Nevertheless, this study adds important information to the treatment of vulvar lichen sclerosus. Women who are compliant with therapy can achieve both remission of symptoms and prevent progression of scarring and the development of SCC and VIN. This should motivate women to adhere to preventive therapy. Although no randomized controlled trials provide evidence of the most effective steroid regimen, a reasonable approach is to begin with once-daily application of ultrapotent topical steroids for 4 weeks, tapering to alternate days for 4 weeks, followed by 4 weeks of twice-weekly application.1 This protocol will need to be individualized to the patient, as some women will need longer initial treatment periods to control symptoms before reaching maintenance. Once patients reach the maintenance phase of treatment (2-3 times weekly), they should be reminded to return to be seen at least annually and as needed if persistent lesions appear for biopsy evaluation to rule out VIN and SCC.3 This study adds valuable information to providers about patient counseling regarding the prognosis of vulvar lichen sclerosus.

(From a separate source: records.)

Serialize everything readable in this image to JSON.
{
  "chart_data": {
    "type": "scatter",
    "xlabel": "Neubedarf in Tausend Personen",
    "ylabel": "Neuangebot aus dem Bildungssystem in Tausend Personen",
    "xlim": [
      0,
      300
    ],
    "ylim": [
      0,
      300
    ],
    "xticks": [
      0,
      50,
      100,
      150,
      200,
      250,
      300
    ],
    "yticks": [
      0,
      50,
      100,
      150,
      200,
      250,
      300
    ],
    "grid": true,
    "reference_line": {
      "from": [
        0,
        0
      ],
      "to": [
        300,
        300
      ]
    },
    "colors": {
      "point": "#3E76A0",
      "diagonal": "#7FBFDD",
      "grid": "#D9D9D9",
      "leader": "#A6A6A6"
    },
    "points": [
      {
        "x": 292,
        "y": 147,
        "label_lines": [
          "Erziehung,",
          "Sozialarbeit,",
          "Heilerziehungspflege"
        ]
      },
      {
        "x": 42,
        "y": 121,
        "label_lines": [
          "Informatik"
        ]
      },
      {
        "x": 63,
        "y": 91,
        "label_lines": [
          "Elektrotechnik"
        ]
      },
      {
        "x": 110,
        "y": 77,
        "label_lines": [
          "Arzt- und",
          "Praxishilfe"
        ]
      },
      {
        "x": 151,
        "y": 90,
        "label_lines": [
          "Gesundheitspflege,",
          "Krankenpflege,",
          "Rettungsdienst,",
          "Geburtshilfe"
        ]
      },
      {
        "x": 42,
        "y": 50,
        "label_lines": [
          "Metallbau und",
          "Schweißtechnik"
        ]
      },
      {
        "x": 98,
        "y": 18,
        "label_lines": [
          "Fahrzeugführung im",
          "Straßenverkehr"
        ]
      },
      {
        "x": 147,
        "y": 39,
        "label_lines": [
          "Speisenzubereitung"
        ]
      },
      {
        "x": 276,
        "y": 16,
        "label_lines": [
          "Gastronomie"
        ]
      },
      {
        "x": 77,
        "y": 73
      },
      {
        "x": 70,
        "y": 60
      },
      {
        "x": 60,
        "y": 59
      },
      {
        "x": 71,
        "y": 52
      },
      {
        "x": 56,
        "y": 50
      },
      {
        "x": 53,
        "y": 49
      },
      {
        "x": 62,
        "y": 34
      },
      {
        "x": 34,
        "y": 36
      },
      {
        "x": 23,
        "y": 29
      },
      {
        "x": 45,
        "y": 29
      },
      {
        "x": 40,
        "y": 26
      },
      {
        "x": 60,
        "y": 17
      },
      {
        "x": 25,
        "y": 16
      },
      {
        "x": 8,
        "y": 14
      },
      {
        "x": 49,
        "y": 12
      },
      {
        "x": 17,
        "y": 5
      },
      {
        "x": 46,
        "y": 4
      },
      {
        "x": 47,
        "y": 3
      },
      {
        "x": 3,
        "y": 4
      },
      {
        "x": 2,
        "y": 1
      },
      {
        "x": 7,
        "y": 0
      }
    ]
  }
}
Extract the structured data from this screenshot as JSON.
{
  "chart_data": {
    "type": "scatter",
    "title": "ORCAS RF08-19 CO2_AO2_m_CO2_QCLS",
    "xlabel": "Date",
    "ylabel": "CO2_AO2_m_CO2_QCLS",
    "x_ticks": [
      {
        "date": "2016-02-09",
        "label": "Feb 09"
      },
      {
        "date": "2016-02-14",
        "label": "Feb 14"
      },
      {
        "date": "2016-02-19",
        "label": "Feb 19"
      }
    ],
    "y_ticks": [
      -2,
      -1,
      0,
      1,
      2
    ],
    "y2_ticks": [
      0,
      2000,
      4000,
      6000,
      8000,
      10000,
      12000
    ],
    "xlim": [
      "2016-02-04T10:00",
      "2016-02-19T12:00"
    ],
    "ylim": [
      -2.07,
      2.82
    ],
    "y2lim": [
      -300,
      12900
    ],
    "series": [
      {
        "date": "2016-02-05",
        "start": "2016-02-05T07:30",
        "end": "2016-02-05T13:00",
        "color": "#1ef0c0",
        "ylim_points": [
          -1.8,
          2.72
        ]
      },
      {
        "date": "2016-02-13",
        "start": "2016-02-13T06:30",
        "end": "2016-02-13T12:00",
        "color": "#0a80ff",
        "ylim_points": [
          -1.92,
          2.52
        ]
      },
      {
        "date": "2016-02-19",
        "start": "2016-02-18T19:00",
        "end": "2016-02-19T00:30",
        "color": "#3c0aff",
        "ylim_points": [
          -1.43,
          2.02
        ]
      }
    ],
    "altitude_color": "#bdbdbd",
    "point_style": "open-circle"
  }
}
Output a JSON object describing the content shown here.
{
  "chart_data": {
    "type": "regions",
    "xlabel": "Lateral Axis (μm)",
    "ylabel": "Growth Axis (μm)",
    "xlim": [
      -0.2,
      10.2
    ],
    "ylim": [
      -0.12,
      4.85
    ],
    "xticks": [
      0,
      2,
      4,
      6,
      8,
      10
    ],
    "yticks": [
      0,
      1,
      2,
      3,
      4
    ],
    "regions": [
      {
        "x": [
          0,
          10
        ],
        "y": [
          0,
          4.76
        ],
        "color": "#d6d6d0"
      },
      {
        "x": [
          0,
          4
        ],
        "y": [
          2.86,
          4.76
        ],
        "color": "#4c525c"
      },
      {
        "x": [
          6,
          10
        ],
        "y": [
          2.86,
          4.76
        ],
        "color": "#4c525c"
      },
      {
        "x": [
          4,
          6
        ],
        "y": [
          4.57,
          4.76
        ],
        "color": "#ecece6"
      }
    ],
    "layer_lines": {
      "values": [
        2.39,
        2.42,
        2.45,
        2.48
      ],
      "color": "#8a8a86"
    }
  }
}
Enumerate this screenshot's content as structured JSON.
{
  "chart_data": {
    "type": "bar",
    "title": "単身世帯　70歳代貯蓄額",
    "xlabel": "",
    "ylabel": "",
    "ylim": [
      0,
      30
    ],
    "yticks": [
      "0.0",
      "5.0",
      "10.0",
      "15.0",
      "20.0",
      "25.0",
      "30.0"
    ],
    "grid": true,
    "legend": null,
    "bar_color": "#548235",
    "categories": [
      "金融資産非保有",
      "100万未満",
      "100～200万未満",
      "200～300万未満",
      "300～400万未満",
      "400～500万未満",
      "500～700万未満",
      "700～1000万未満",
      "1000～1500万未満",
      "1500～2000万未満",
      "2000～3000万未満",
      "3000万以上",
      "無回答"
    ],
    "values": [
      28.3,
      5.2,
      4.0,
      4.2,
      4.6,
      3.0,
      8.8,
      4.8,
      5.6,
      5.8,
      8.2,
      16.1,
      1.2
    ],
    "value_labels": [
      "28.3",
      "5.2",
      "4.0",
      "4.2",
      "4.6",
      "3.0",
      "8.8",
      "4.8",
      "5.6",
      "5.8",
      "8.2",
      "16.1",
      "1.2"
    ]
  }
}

- ACOG Practice Bulletin Number 93. Diagnosis and management of vulvar skin disorders. May 2008 (Reaffirmed 2013).
- Neill SM, et al. British Association of Dermatologists’ guidelines for the management of lichen sclerosus 2010. Br J Dermatol 2010;163:672-682.
- Cooper SM, et al. Reduced risk of squamous cell carcinoma with adequate treatment of vulvar lichen sclerosus. JAMA Dermatol 2015; June 12. doi: 10.1001/jamadermatol.2015.0644 [Epub ahead of print].